At San Diego Hospice and the Institute for Palliative Medicine, another UCSD-affiliated psychiatrist, Scott Irwin, MD, PhD, and his team are evaluating the efficacy and tolerability of oral ketamine for depressed hospice patients. “These are hospice care patients who meet the criteria for clinical depression-about 15% of the patient population,” he said. These patients don’t have the 12 weeks to try a standard antidepressant, and if you look at the STAR*D (Sequenced Treatment Alternatives to Relieve Depression) trial, 70% of people failed to achieve remission after 12 weeks on a standard antidepressant.”

Irwin said they use psychostimulants as first-line treatment for hospice patients with MDD, but if there is a significant anxiety component, they often use ketamine. “With ketamine, we are finding about a 70% response rate for depression and 100% response rate for anxiety.”

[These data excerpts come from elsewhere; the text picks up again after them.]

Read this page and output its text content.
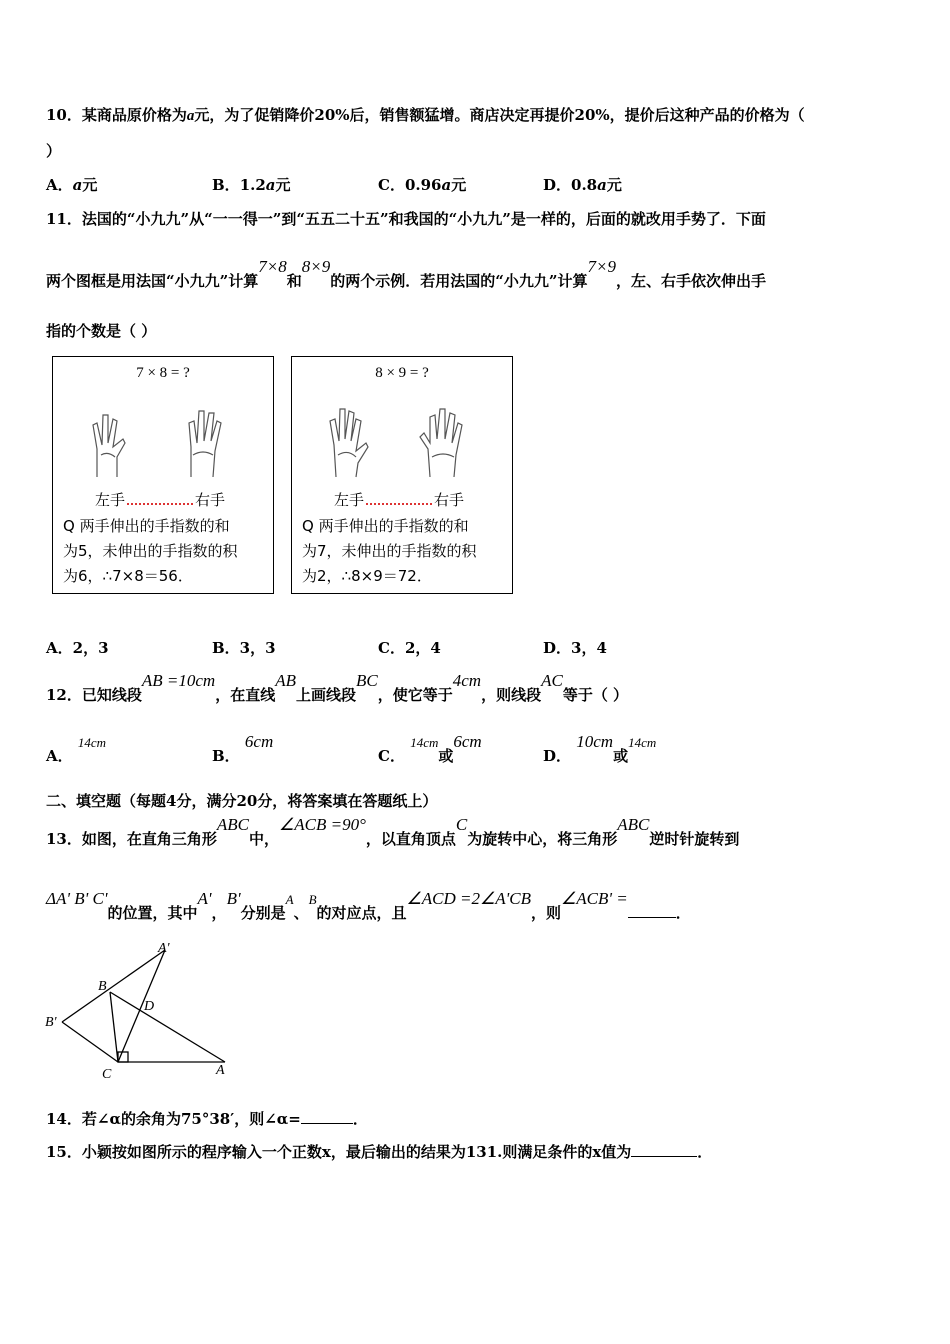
10．某商品原价格为a元，为了促销降价20%后，销售额猛增。商店决定再提价20%，提价后这种产品的价格为（
）
A．a元	B．1.2a元	C．0.96a元	D．0.8a元
11．法国的“小九九”从“一一得一”到“五五二十五”和我国的“小九九”是一样的，后面的就改用手势了．下面
两个图框是用法国“小九九”计算7×8和8×9的两个示例．若用法国的“小九九”计算7×9，左、右手依次伸出手
指的个数是（ ）
7 × 8 = ?
左手	右手
Q 两手伸出的手指数的和
为5，未伸出的手指数的积
为6，∴7×8＝56．
8 × 9 = ?
左手	右手
Q 两手伸出的手指数的和
为7，未伸出的手指数的积
为2，∴8×9＝72．
A．2，3	B．3，3	C．2，4	D．3，4
12．已知线段AB =10cm，在直线AB上画线段BC，使它等于4cm，则线段AC等于（ ）
A． 14cm
B． 6cm
C． 14cm或6cm
D． 10cm或14cm
二、填空题（每题4分，满分20分，将答案填在答题纸上）
13．如图，在直角三角形ABC中，∠ACB =90°，以直角顶点C为旋转中心，将三角形ABC逆时针旋转到
ΔA' B' C'的位置，其中A'，B'分别是A、B的对应点，且∠ACD =2∠A'CB，则∠ACB' =．
A'
B
B'
D
C	A
14．若∠α的余角为75°38′，则∠α=	．
15．小颖按如图所示的程序输入一个正数x，最后输出的结果为131.则满足条件的x值为	．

In 2010, Irwin and Iglewicz8 published a report of oral ketamine given to 2 patients in hospice care. Recently, Irwin and his team conducted an open-label trial involving 14 patients, which is in the process of being published. Overall, oral ketamine has been given to some 50 patients. The oral drug is given daily, usually at night. The patients are at home or in a hospice unit. According to Irwin, there are few adverse effects-sleepiness is the primary side effect.

Irwin said that numerous changes have been seen in the patients, and the changes are quite dramatic. “People who weren’t getting out of bed are getting up and doing productive things. They are re-engaging with their families, and they are focusing on things they want to accomplish before they die.”

References:

References

1. Murrough JW, Charney DS. Is there anything really novel on the antidepressant horizon? Curr Psychiatry Rep. 2012;14:643-649.

2. Zarate CA Jr, Singh JB, Carlson PJ, et al. A randomized trial of an N-methyl-D-aspartate antagonist in treatment-resistant major depression. Arch Gen Psychiatry. 2006;63:856-864.

3. Luckenbaugh DA, Ibrahim L, Brutsche N, et al. Family history of alcohol dependence and anti­depressant response to an N-methyl-D-aspartate antagonist in bipolar depression. Bipolar Disord. 2012;14:880-887.

4. Duncan WC, Sarasso S, Ferrarelli F, et al. Concomitant BDNF and sleep slow wave changes indicate ketamine-induced plasticity in major depressive disorder. Int J Neuropsychopharmacol. 2012 Jun 7:1-11; [Epub ahead of print].

5. Zarate CA Jr, Brutsche NE, Ibrahim L, et al. Replication of ketamine’s antidepressant efficacy in bipolar depression: a randomized controlled add-on trial. Biol Psychiatry. 2012;71:939-946.

6. Covvey JR, Crawford AN, Lowe DK. Intravenous ketamine for treatment-resistant major depressive disorder. Ann Pharmacother. 2012;46:117-123.

7. Murrough JW, Perez AM, Pillemer S, et al. Rapid and longer-term antidepressant effects of repeated ketamine infusions in treatment-resistant major depression. Biol Psychiatry. 2012 Jul 26; [Epub ahead of print].

8. Irwin SA, Iglewicz A. Oral ketamine for the rapid treatment of depression and anxiety in patients receiving hospice care. J Palliat Med.